Toolchain: CSV newspapers

Mark Jordan edited this page Feb 27, 2019 · 37 revisions

Overview

This toolchain allows the creation of Islandora import packages consisting of newspaper issues from issue-level metadata in a CSV file and master (TIFF or JPEG2000) page images. The resulting Islandora import packages can then be ingested into Islandora using the Islandora Nerwspaper Batch module.

Preparing the metadata

Requirements of the CSV file used as the input for this toolchain are that

  • the first row of the CSV file contains column labels/headings
    • all column headings must be unique, and the heading row cannot contain any empty headings
  • the records are separated by a single type of field delimiter (the record separator is defined in the [FETCHER] section's "field_delimiter" configuration setting, as described below)
  • each record in the CSV file corresponds to one newspaper issue
  • one of the fields contains a unique identifier for each row in the file (this column is defined in the [FETCHER] section's "record_key" configuration setting, as described below), and
  • one of the fields contains the name of the Directory where the issue's page files are located (this column is defined in the [FILE_GETTER] section's "file_name_field" configuration setting, as described below).
  • You can comment out problematic records in CSV input files.

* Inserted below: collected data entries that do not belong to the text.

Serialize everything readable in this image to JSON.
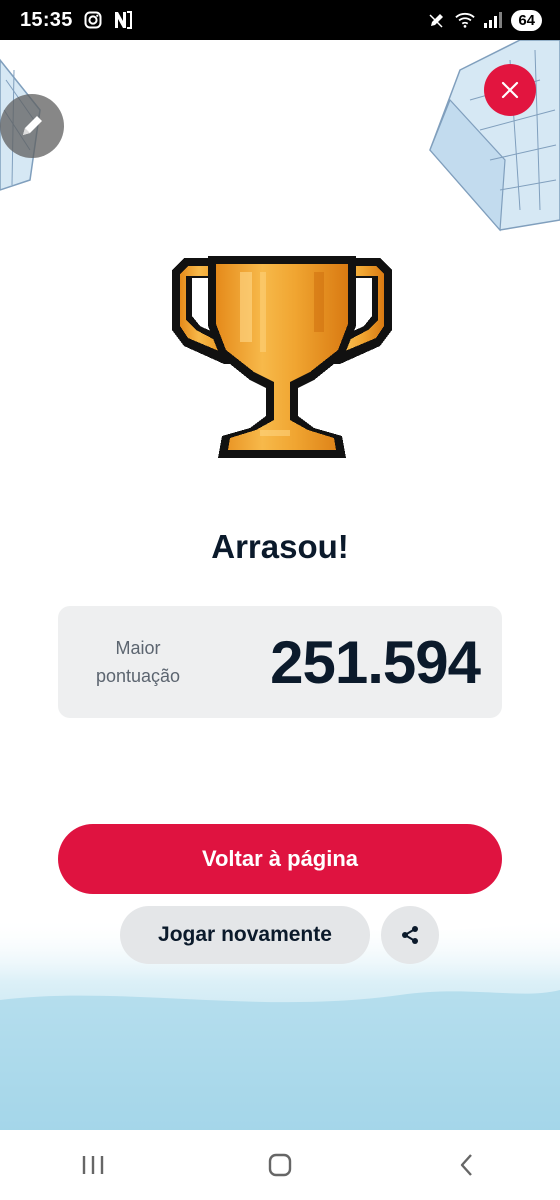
{
  "status_bar": {
    "time": "15:35",
    "battery": "64",
    "icons": [
      "instagram-icon",
      "app-notification-icon",
      "pen-icon",
      "wifi-icon",
      "signal-icon"
    ]
  },
  "result": {
    "headline": "Arrasou!",
    "score_label_line1": "Maior",
    "score_label_line2": "pontuação",
    "score_value": "251.594"
  },
  "actions": {
    "primary_label": "Voltar à página",
    "secondary_label": "Jogar novamente",
    "share_icon": "share-icon",
    "close_icon": "close-icon",
    "edit_icon": "pencil-icon"
  },
  "nav": {
    "icons": [
      "recent-apps-icon",
      "home-icon",
      "back-icon"
    ]
  },
  "colors": {
    "accent": "#df1340",
    "text": "#0b1a2b",
    "card_bg": "#eeeff0",
    "secondary_bg": "#e4e6e8",
    "trophy_gold": "#f0a531"
  }
}
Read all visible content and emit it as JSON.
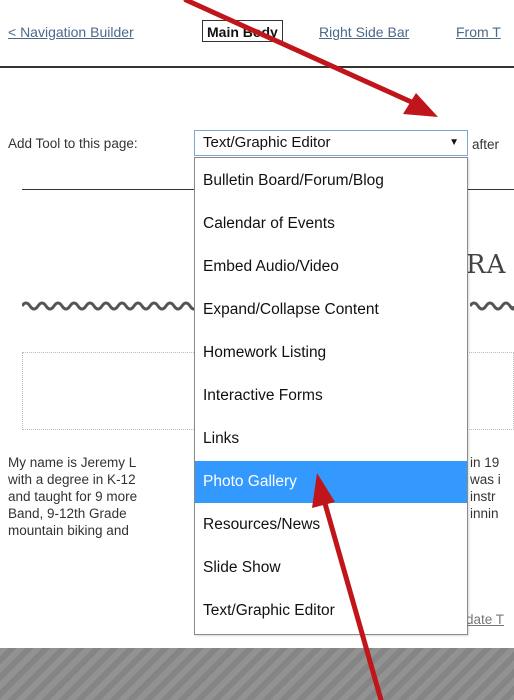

A sample metadata CSV file, each row describing a single newspaper issue looks like this:

Identifier,Directory,Issue Title,Date
NL0001,1883-04-05,"New Londoner, April 5, 1883",1883-04-05
NL0002,1883-04-12,"New Londoner, April 12, 1883",1883-04-12
NL0003,1883-04-19,"New Londoner, April 19, 1883",1883-04-19
NL0004,1883-04-26,"New Londoner, April 26, 1883",1883-04-26

The metadata in this CSV file is specific to each newspaper issue, whereas metadata that is the same for all issues should be added using null mappings in the metadata mappings file. Here is a mappings file using column headings from the CSV metadata file above:

Sample mappings file:

"Issue Title","<titleInfo><title>%value%</title></titleInfo>",   
"Date","<originInfo><dateIssued encoding='w3cdtf' keyDate='yes'>%value%</dateIssued></originInfo>",
"Publisher","<originInfo><publisher>Heatley & Sons</publisher></originInfo>,
"Identifier","<identifier type='local'>%value%</identifier>",
"null0","<accessCondition type='use and reproduction'>Public domain</accessCondition>",
"null1","<genre authority='lcgft'>newspapers</genre>",
"null2","<typeOfResource>text</typeOfResource>",
"null3",<subject authority='lcsh'><geographic>Toronto (Ont.)--Newspapers</geographic></subject>",

Note that metadata mappings for all toolchains that create newspaper content-model output to be ingested into Islandora must contain a mapping to the MODS <dateIssued> element, which will contain the issue's data of publication in yyyy-mm-dd format

"Date","<originInfo><dateIssued encoding='w3cdtf' keyDate='yes'>%value%</dateIssued></originInfo>",

Preparing the master page images

In addition to issue-level metadata, you must prepare the corresponding newspaper page images for use with MIK. The way these images are arranged is important because MIK uses information embedded in directory and file names to identify which image corresponds to which newspaper page. Some general requirements for how you prepare the page image files are:

  • The input directory must contain master files for a single newspaper.
  • Allowed extensions for page image files are 'tiff', 'tif', or 'jp2', although others can be used with the allowed_file_extensions_for_OBJ configuration option.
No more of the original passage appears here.